Ms. DEB HEINRICH (Scientist, Microbiology and Molecular Genetics): I definitely am given pause because I understand the importance of both sides of this argument. I understand the importance of a strong belief system, and I respect that very much.

LEWIS: But she backed the bill to require hospitals to require hospitals to offer rape victims emergency contraception, including the state's four Catholic hospitals. Their policy is to test rape victims to see if they might be near ovulation at the time of the rape. If so, the hospitals won't provide emergency contraception, but they will tell the victim where to get it. The public hearing for the bill went on for four hours.

Unidentified Female#1: The next speaker is L.S. followed by Bill O'Brien.

LEWIS: L.S. is a young woman from Milford who'd been raped. She's 29 and she came to speak for the bill. Later, she spoke to NPR. She said she was driving home near New Haven on a fall night two years ago. A gang of young thugs with guns forced her into her car trunk and drove her to the woods. They raped her. They beat her head with a rock, and they tried to strangle her. Then they left her for dead.

Ms. L.S.: I pull myself up and I pretend that I was dead. And I heard two cars drove away, so I pull myself up. And I started walking towards the streetlight.

LEWIS: She made it to a house. An old man there called 911 for her. At the hospital, a nurse told the young woman she might become pregnant, and offered her emergency contraception. She took it. She told the lawmakers how grateful she was to have gotten it. Then she stayed to listen as a number of Catholic parishioners came up to testify against the bill. They were earnest and respectful. They spoke about religious freedom and about abortion.

Mary Pollock(ph) of St. Joseph's Church was one.

Ms. MARY POLLOCK (St. Joseph's Church): I'm just an ordinary citizen and I'm a Catholic. I'm a practicing Catholic. Speaking just for that, as a Catholic person, when I go to a Catholic High School, I want to know that they're practicing my Catholic values.

LEWIS: Mary Pollock said she felt for the young woman behind her who'd been raped. Then she began talking about abortion. Others talked about how life begins at conception. It dawned on the young woman as she listened to Mary Pollock and the others, they were saying if she'd had gotten pregnant from the rape, she should've had the baby.

Ms. L.S.: I certainly, you know, imagine myself and it, oh my goodness, what they are saying.
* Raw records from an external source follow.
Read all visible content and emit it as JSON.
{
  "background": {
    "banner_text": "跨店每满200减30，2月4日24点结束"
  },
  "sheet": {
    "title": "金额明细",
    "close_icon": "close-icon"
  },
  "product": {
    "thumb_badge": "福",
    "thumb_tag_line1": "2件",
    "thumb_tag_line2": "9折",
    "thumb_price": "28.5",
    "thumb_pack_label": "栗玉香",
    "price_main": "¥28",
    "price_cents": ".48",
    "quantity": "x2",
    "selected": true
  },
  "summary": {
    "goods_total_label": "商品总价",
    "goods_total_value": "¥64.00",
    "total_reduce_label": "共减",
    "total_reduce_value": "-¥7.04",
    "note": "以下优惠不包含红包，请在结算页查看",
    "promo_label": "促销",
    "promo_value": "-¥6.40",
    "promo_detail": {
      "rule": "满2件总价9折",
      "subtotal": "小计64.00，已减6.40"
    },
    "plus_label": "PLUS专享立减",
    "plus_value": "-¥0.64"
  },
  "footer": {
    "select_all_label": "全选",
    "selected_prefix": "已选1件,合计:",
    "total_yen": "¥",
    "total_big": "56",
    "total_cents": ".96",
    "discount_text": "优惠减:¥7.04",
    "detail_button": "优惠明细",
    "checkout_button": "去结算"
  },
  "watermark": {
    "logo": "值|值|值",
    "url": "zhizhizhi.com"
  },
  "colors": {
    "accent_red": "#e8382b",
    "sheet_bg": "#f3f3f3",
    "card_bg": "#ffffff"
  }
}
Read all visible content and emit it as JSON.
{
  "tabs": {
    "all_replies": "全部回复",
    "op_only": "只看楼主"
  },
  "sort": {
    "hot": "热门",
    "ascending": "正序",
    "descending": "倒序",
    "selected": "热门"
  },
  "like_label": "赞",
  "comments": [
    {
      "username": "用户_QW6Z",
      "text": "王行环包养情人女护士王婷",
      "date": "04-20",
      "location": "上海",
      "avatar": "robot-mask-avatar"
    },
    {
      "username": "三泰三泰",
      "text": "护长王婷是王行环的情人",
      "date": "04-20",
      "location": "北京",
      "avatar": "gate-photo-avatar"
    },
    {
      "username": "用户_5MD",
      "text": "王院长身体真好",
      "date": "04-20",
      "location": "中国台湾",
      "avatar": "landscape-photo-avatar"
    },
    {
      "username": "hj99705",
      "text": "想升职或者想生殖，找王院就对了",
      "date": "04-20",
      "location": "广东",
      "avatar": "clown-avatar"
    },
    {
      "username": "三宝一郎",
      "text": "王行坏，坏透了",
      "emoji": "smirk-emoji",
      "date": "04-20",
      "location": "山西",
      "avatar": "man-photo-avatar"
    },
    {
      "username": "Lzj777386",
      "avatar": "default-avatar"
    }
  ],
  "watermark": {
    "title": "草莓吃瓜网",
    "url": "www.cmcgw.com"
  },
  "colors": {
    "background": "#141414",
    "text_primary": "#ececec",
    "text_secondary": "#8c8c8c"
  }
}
And I started thinking, like, when I was raped, that my rapists' semen, my, got into my body and, you know, I wanted to ask those people, so you are telling me that there's semen got into my body, that means I have their life inside me? It was really disgusting. And in, I was, I was offended, actually.

LEWIS: Barry Feldman, the spokesman for the Archdiocese of Hartford and the Catholic Hospitals negotiated the bill for the Catholics. He said this is difficult territory.
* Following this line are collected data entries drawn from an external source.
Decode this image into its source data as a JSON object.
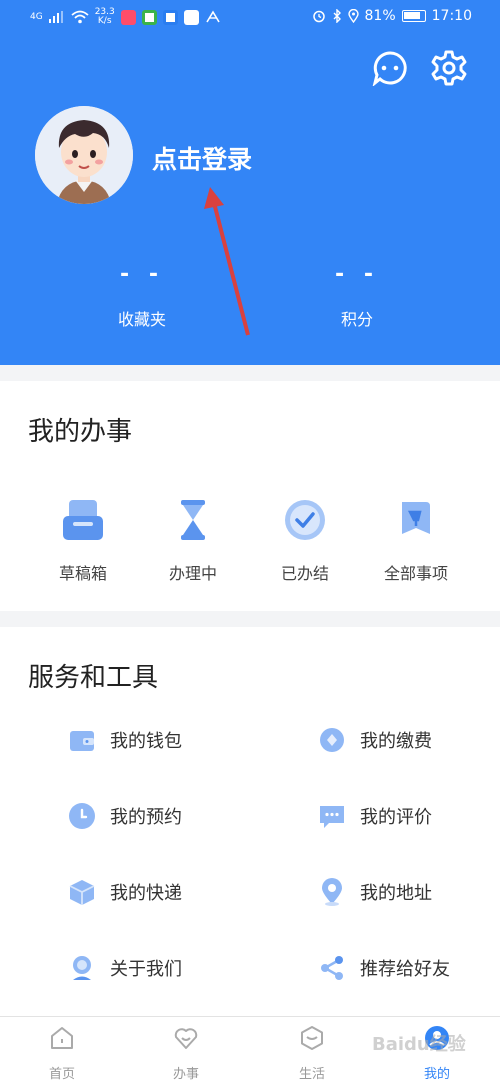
{
  "status_bar": {
    "signal": "4G",
    "speed": "23.3",
    "speed_unit": "K/s",
    "battery": "81%",
    "time": "17:10"
  },
  "header": {
    "login_text": "点击登录",
    "stats": [
      {
        "value": "- -",
        "label": "收藏夹"
      },
      {
        "value": "- -",
        "label": "积分"
      }
    ]
  },
  "my_tasks": {
    "title": "我的办事",
    "items": [
      {
        "label": "草稿箱",
        "icon": "drafts-icon"
      },
      {
        "label": "办理中",
        "icon": "hourglass-icon"
      },
      {
        "label": "已办结",
        "icon": "check-icon"
      },
      {
        "label": "全部事项",
        "icon": "bookmark-icon"
      }
    ]
  },
  "tools": {
    "title": "服务和工具",
    "items": [
      {
        "label": "我的钱包",
        "icon": "wallet-icon"
      },
      {
        "label": "我的缴费",
        "icon": "payment-icon"
      },
      {
        "label": "我的预约",
        "icon": "clock-icon"
      },
      {
        "label": "我的评价",
        "icon": "comment-icon"
      },
      {
        "label": "我的快递",
        "icon": "package-icon"
      },
      {
        "label": "我的地址",
        "icon": "location-icon"
      },
      {
        "label": "关于我们",
        "icon": "user-icon"
      },
      {
        "label": "推荐给好友",
        "icon": "share-icon"
      }
    ]
  },
  "bottom_nav": {
    "items": [
      {
        "label": "首页",
        "icon": "home-icon"
      },
      {
        "label": "办事",
        "icon": "heart-icon"
      },
      {
        "label": "生活",
        "icon": "hexagon-icon"
      },
      {
        "label": "我的",
        "icon": "profile-icon"
      }
    ],
    "active": 3
  },
  "watermark": "Baidu经验",
  "colors": {
    "primary": "#3385f6",
    "icon_blue": "#8fb7f5",
    "background": "#f3f4f6"
  }
}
Mr. BARRY FELDMAN (Spokesman, Catholic Archdiocese of Hartford): Our hearts go out to her, and we would hope that she and others would understand that the Catholic hospitals' right to exercise its religion as it believes is appropriate, is just as important a right as any individual right might be.

LEWIS: In the end, that argument won out. The leaders and opponents of the bill ran out the clock, so the bill died without a vote. Libby Lewis, NPR News.